I think my own costs would go up, since I actually DO watch quite a variety of channels (not a lot off of any one channel, but a bunch of them...)


----------



## foxfan (Feb 5, 2006)

It can save you money.

In Quebec, the main cable operator is Videotron, and they offer an "à la carte" option. There's a basic package of $12/month (includes local channels, news channels, weather, etc.), then you add $22 for 20 extra channels for a total of $34 (about only 29.99 US). Also, if you just want TMN (the Canadian equivalent of HBO/SHO) along the the basic package, your total is only $24.


----------



## CCarncross (Jul 19, 2005)

The story on ABC news that aired the other night mentioned that if someone only subscribed to 17-20 channels, they would pay the same or maybe a little less, possibly between 3 and 13 percent less(whoopdie doo). Now, isnt the reason we have 150 or so channels choices in many instances was because people wanted more variety in the first place? I couldnt come up with just 20 channels, I'd still want my current package for variety. I am one that knows that many of the channels I do not watch I'm paying literally nothing for anyway, and I'm smart enough(lets face it a trained monkey is smart enough) to block any content I choose not to get....


----------



## Paul Secic (Dec 16, 2003)

CCarncross said:


> The story on ABC news that aired the other night mentioned that if someone only subscribed to 17-20 channels, they would pay the same or maybe a little less, possibly between 3 and 13 percent less(whoopdie doo). Now, isnt the reason we have 150 or so channels choices in many instances was because people wanted more variety in the first place? I couldnt come up with just 20 channels, I'd still want my current package for variety. I am one that knows that many of the channels I do not watch I'm paying literally nothing for anyway, and I'm smart enough(lets face it a trained monkey is smart enough) to block any content I choose not to get....

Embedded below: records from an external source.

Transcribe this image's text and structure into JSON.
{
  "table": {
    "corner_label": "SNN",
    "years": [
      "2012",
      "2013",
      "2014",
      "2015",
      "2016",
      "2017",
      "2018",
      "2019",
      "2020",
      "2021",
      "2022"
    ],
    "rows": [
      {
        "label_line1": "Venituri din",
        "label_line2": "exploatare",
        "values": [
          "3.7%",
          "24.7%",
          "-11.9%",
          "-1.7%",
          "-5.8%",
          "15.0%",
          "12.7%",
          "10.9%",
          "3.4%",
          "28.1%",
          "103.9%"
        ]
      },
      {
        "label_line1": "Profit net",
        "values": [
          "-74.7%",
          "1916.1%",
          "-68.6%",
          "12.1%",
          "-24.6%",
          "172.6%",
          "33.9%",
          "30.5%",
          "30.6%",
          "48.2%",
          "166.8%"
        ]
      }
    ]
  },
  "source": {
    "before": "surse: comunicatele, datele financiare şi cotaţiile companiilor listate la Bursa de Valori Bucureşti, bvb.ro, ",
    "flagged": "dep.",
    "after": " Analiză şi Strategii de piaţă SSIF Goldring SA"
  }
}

A la cart would be limiting. I bet people would want to add channels for a day or two & remove em. That would inflate prices.


----------



## Mike D-CO5 (Mar 12, 2003)

I posted this else where but in my opinion , Ala carte would work and most people would save money, but not with Dishnetwork. 

They would add all their "BECAUSE WE CAN" fees and nickel and dime you to death. I 'm sure that in addition to the new fees like the hd enabeling fee $6.00 and the new lease fees for $6.00 for anyone who does a dish n up upgrade they would add the new Ala carte fee of $6.00 PER RECEIVER . This in addition to the dvr fee of $5.98 and the no basic pack fee of $6.00 and the new popular no phone connected fee of $5.00 and you would quickly see the savings from Ala carte vanish. 

Maybe that would be the shake up that Dish needs though. Most people who want ala carte would quickly defect to the competition and Dish would have to rethink all of these damn fees or they would quickly put themselves out of business.


----------



## boylehome (Jul 16, 2004)

Just a thought here. If every channel offered was, "Ala Carte'," there would be much more room for bandwidth in the future because those channels that most people don't care about, hopefully would disappear. Having more bandwidth means less compression resulting in a better picture. Okay, everyone has their own tastes. Perhaps every channel would have some subscribers. If that be the case, they will have to drastically increase the subscription price for those less significant view channels just to keep them. Sounds like a Win Win or a lose lose to me.


----------